Grafted onto 'Quince A' rootstock to produce a tree with moderate vigour and promote fruiting at an early age. These strong growing pear trees are partially self-fertile but make the ideal planting partner for another variety such as 'Williams Bon Chretien' to aid pollination and increase the yield. If you only have room for one pear tree then make sure that a neighbour has a tree close by that can act as a suitable pollinator. Rootstock: Quince A. Height and spread: 4m (13').
Estimated time to cropping once planted: 2 years.

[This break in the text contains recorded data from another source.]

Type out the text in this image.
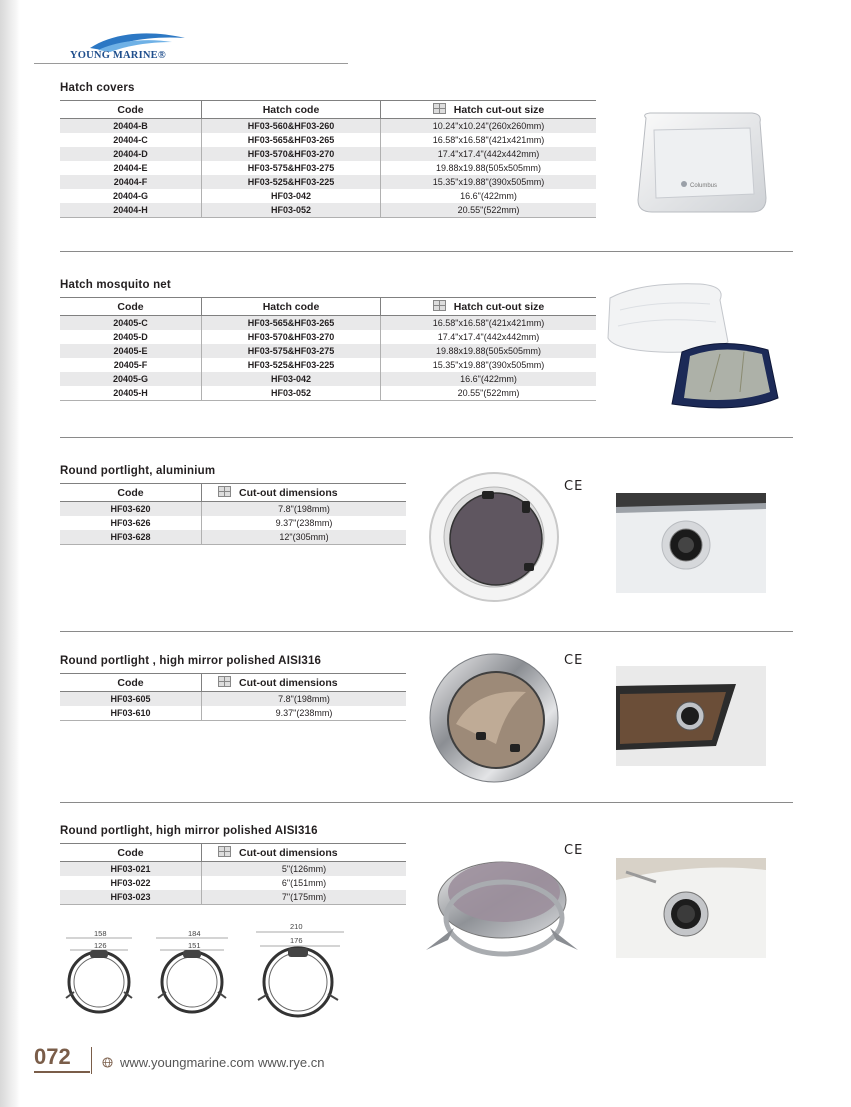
YOUNG MARINE®
Hatch covers
Code	Hatch code	Hatch cut-out size
20404-B	HF03-560&HF03-260	10.24"x10.24"(260x260mm)
20404-C	HF03-565&HF03-265	16.58"x16.58"(421x421mm)
20404-D	HF03-570&HF03-270	17.4"x17.4"(442x442mm)
20404-E	HF03-575&HF03-275	19.88x19.88(505x505mm)
20404-F	HF03-525&HF03-225	15.35"x19.88"(390x505mm)
20404-G	HF03-042	16.6"(422mm)
20404-H	HF03-052	20.55"(522mm)
Columbus
Hatch mosquito net
Code	Hatch code	Hatch cut-out size
20405-C	HF03-565&HF03-265	16.58"x16.58"(421x421mm)
20405-D	HF03-570&HF03-270	17.4"x17.4"(442x442mm)
20405-E	HF03-575&HF03-275	19.88x19.88(505x505mm)
20405-F	HF03-525&HF03-225	15.35"x19.88"(390x505mm)
20405-G	HF03-042	16.6"(422mm)
20405-H	HF03-052	20.55"(522mm)
Round portlight, aluminium
Code	Cut-out dimensions
HF03-620	7.8"(198mm)
HF03-626	9.37"(238mm)
HF03-628	12"(305mm)
CE
Round portlight , high mirror polished AISI316
Code	Cut-out dimensions
HF03-605	7.8"(198mm)
HF03-610	9.37"(238mm)
CE
Round portlight, high mirror polished AISI316
Code	Cut-out dimensions
HF03-021	5"(126mm)
HF03-022	6"(151mm)
HF03-023	7"(175mm)
CE
158
126
184
151
210
176
072	www.youngmarine.com www.rye.cn
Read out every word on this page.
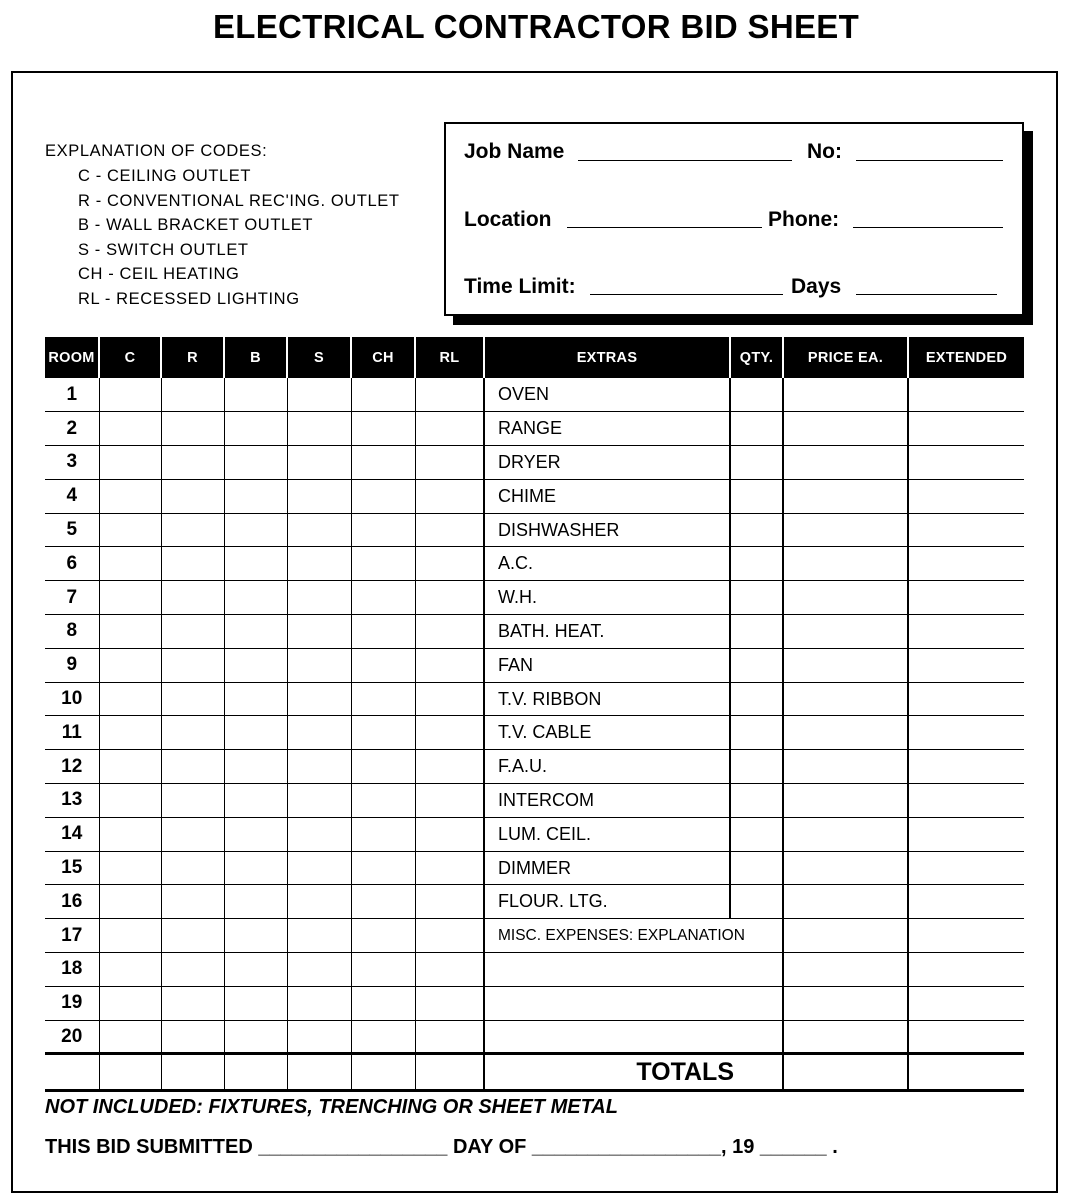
ELECTRICAL CONTRACTOR BID SHEET
EXPLANATION OF CODES:
C - CEILING OUTLET
R - CONVENTIONAL REC'ING. OUTLET
B - WALL BRACKET OUTLET
S - SWITCH OUTLET
CH - CEIL HEATING
RL - RECESSED LIGHTING
Job Name	No:
Location	Phone:
Time Limit:	Days
ROOM	C	R	B	S	CH	RL	EXTRAS	QTY.	PRICE EA.	EXTENDED
1							OVEN			
2							RANGE			
3							DRYER			
4							CHIME			
5							DISHWASHER			
6							A.C.			
7							W.H.			
8							BATH. HEAT.			
9							FAN			
10							T.V. RIBBON			
11							T.V. CABLE			
12							F.A.U.			
13							INTERCOM			
14							LUM. CEIL.			
15							DIMMER			
16							FLOUR. LTG.			
17							MISC. EXPENSES: EXPLANATION			
18										
19										
20										
							TOTALS			
NOT INCLUDED: FIXTURES, TRENCHING OR SHEET METAL
THIS BID SUBMITTED _________________ DAY OF _________________, 19 ______ .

Estimated time to best yields: 5 years.
Plant pear trees in any well drained soil in a sheltered sunny position. Prior to planting, incorporate plenty of well rotted manure or garden compost into the planting hole and drive the stake into the ground to support the tree. Staking after planting may result in damage to the root ball. Plant fruit trees at their original soil level and firm them into the ground. Fasten the tree to the stake using a tree tie, and water well. Pears will produce the best crops when planted near to another pear tree to increase pollination.

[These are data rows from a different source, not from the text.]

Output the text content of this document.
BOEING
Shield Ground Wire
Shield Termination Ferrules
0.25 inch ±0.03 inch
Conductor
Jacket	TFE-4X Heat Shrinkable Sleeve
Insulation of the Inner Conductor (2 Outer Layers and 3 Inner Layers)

Fruit trees do not suffer weed competition well. Keep weeds and grass clear from within a 30cm radius of base of the tree. In spring, while the ground is moist, apply a mulch of well rotted manure or garden compost around the base of the tree, taking care not to mound it up against the stem. This will help to retain moisture throughout the summer. Feed pear trees regularly and water during particularly dry periods.
Pruning pear trees begins immediately after planting. Remove the central stem to just above the highest side branch. For the following 3 years, prune only the tips of the remaining main branches by one third in winter. Aim for about eight main branches which will form the frame of your tree, with fruiting sub branches growing off of them. From the fourth year, some sub branches can be pruned out at the union where they join the main branch, to allow new sub branches to take their place.
In order to produce the best quality, largest pears, the fruits should be thinned in July leaving one or two pears remaining per cluster.